Les polyamides sont obtenus par polycondensation d’un acide aminé ou par ouverture d’un lactame avec 6, 11 ou 12 atomes de carbone (figure 1).

Les polyamides.
Auteur(s)/Autrice(s) : CultureSciences-Chimie Licence : CC0

Les principaux matériaux et fibres à base de polyamides (PA) sont le nylon, le Perlon®, le Rilsan® et le Kevlar®. Le nylon est un PA 6-6, c’est-à-dire un polyamide aliphatique formé par condensation à chaud d’une diamine, l’hexaméthylène diamine H2N-(CH2)6-NH2, et d’un acide, l’acide adipique HOOC-(CH2)4-COOH, chacun des réactifs ayant comme on le voit six atomes de carbone. Le terme nylon désigne maintenant une famille de polyamides thermoplastiques homopolymères par condensation d’unités identiques, copolymères pour des unités différentes. Les monomères peuvent être aliphatiques, semi-aromatiques ou aromatiques (les aramides). Ils peuvent être amorphes, semi-cristallins et à plus ou moins grande cristallinité, d’où des applications industrielles variées, notamment dans les textiles.

Le Nylon

Le nylon a été découvert par Wallace Hume Carothers, un chimiste formé à Harvard et embauché en 1928 par la société DuPont de Nemours pour diriger un vaste programme de recherche sur la conception de matériaux polymères originaux. C’est en 1935 qu’il met au point la formule dite PA 6-6 :

(-(C=O)-(CH2)6-(C=O)-NH-(CH2)6-NH-)n

Affiche publicitaire publiée par l'entreprise américaine DuPont pour des bas nylon.

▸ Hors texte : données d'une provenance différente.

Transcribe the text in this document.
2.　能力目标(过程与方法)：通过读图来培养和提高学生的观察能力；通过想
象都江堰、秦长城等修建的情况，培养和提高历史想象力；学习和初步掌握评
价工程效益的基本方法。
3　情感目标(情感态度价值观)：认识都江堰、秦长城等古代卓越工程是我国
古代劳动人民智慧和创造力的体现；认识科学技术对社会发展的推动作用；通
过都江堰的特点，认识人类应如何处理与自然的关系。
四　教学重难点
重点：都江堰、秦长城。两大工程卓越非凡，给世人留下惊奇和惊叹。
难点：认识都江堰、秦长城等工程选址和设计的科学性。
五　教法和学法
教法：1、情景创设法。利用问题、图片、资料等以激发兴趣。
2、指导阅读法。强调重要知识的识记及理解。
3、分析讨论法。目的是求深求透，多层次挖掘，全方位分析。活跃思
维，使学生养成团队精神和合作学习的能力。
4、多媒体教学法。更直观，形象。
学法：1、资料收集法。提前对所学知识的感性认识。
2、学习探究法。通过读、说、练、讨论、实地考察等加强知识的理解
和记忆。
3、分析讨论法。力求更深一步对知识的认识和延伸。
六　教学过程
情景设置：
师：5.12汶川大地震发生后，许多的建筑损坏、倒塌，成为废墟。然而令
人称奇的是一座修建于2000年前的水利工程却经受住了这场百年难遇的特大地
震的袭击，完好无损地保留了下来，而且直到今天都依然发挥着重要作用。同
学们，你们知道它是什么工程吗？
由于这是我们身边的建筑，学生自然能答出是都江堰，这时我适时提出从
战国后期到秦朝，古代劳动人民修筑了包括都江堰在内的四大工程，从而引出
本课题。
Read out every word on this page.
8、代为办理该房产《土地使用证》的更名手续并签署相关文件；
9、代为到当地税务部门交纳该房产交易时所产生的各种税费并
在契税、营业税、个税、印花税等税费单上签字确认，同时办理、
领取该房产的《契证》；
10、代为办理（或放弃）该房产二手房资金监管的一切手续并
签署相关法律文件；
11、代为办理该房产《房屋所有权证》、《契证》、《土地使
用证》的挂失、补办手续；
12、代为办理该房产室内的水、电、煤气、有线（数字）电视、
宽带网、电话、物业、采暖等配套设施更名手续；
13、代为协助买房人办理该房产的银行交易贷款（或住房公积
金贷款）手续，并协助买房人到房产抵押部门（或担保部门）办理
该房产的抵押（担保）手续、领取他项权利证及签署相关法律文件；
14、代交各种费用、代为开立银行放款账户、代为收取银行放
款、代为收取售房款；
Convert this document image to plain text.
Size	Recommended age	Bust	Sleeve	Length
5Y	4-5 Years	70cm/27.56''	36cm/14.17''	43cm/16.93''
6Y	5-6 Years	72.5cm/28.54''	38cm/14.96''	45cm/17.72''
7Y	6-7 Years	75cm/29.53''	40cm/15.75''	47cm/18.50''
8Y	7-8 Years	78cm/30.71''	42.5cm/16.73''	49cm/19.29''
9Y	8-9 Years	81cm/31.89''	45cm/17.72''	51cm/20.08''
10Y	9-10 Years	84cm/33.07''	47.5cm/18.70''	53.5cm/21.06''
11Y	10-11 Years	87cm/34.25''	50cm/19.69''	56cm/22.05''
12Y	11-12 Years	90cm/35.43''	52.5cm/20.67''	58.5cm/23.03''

Le nylon a été breveté en 1938 et sa première application industrielle réside dans les poils de brosse à dents – on raconte que c’est parce que la belle-mère du directeur du centre de recherches répugnait à se brosser les dents avec des soies de porc ! Marché plus « juteux », le nylon a conquis l’Amérique sous forme de toile de parachute à partir de 1941-1942, lorsque le pays s’est engagé massivement dans l’effort de guerre.

Mais c’est dès 1940 qu’une innovation sur le filage et le tissage d’une fibre texturée très fine va générer une révolution féminine, celle du bas « non filable » : le bas nylon moins coûteux et plus durable que la soie. Il va être produit à des milliards d’exemplaires et faisait partie, dit-on, du paquetage des GI qui débarquaient en Normandie en 1944, comme monnaie d’échange ou cadeau d’accueil auprès d’une population féminine en pleine disette et qui peignait une ligne sombre sur ses jambes pour faire croire qu’elle portait des bas ! Il faudra attendre les années 1960 pour qu’il soit détrôné par le collant (malheureusement filable) et la mini-jupe.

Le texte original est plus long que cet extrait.